Se dunque il secondo dopoguerra è leggibile come una reazione al fascismo stesso, con una società italiana repubblicana che, almeno negli ideali e nelle fondamenta politiche, aborrisce qualsiasi ritorno al passato, oggi è possibile affermare che la parentesi fascista non è chiusa, o quantomeno essa tende periodicamente a riaprirsi. Nell'esultanza di Eugenio Maria Luppi, così come in altri episodi di questo tipo, c'è qualcosa di contemporaneamente anacronistico ma anche attuale.

Da un certo punto di vista viene infatti difficile concepire il fascismo come compatibile con la società post-contemporanea, figlia del liberalismo più sfrenato e promotrice della più totale autoaffermazione personale; d'altro canto anche la nostra contemporaneità è segnata da una crisi morale, dei valori e cosa ancora meno trascurabile, della fiducia verso le istituzioni politiche nate proprio al termine del secondo conflitto mondiale. Non è un caso infatti l'affermazione delle estreme destre e il rifiorire dei nazionalismi in diversi paesi europei, sulla base di un ritorno ad un glorioso passato foriero dei veri valori non ritrovabili nel presente.

Un acritico ritorno al passato: Nietzsche e la storia monumentale

Come il regime fascista in Italia costruì la propria identità sulla riattualizzazione decontestualizzata del sistema di valori dell'impero romano, così oggi la figura del Duce viene vista come simbolo di un ritorno all'ordine, depurando il fascismo stesso dai suoi risvolti negativi, e minimizzandone gli aspetti contraddittori. Non solo l'apologia fascista è un reato, ma finisce per essere un'operazione nostalgica priva di criticismo storico, guidata dalla pancia più che dalla testa; una mitizzazione del passato che non tiene conto dei criteri di attuazione dello stesso, come se fosse possibile riportare in auge un sistema di valori in un'epoca diversa da quella nella quale esso era precedentemente sorto.
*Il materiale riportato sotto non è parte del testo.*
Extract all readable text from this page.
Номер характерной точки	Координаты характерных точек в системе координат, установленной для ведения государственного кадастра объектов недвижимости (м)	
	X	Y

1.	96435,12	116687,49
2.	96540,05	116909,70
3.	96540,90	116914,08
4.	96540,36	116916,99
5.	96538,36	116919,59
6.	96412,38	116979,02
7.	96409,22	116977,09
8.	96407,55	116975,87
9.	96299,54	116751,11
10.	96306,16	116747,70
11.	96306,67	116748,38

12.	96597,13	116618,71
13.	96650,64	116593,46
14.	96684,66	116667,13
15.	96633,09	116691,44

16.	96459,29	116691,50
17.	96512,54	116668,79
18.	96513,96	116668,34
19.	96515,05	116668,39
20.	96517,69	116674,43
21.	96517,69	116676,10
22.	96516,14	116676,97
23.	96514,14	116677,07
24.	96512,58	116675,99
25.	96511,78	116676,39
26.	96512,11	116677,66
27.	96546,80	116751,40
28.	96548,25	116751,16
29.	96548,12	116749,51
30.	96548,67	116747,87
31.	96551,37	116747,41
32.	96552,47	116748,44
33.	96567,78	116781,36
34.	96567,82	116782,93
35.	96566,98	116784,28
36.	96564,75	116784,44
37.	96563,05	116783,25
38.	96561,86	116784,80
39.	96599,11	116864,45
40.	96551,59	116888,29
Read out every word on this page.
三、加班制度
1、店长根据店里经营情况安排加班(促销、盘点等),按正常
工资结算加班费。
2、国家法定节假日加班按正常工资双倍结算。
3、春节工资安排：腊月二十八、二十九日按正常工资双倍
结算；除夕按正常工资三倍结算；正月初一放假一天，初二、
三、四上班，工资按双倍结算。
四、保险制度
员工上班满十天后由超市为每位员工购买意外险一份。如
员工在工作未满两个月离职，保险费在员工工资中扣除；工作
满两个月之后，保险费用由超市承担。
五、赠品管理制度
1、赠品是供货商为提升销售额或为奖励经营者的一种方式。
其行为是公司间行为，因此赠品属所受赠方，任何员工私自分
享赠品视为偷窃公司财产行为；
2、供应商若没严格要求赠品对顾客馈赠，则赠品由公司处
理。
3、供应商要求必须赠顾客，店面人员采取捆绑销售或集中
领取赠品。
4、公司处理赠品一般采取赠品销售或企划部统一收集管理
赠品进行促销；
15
Questo atteggiamento nei confronti della storia era già stato teorizzato dal celebre filosofo tedesco Friedrich Nietzsche nella sua opera “Considerazioni inattuali” sotto il nome di “Storia monumentale”. Secondo il filosofo tedesco questo tipo di storiografia si rifà infatti all'atteggiamento di chi vede in un momento storico passato un monumento, inteso come segno di una grandezza raggiunta, perduta, e non ritrovabile nel presente. I perpetratori di quest'idea di storia mirano dunque ad abbellire alcuni lati del passato, ignorandone contemporaneamente altri, per convenienza o ignoranza, al fine di suffragare l'idea di un'era passata contrassegnata da una grandezza distante dal presente. Nietzsche evidenzia i suddetti limiti definendo la storia monumentale come un atteggiamento errato e insufficiente a capire il reale sviluppo storico nella realtà, donando allo stesso tempo alla contemporaneità uno strumento critico idoneo a valutare non solo l'indelicatezza di certi gesti, ma anche la loro inconsistenza ideologica e strutturale.

Rimane dunque l'amarezza per un gesto che si commenta da sè, e la speranza che la memoria possa davvero farsi storia, tramite una comprensione critica e responsabile dei contesti e degli avvenimenti; un rapporto critico col passato piuttosto che un nostalgico tentativo di fare tornare ciò che è stato e, indifferentemente dal colore politico, non può ripetersi uguale a se stesso ignorando il presente e le sue dinamiche.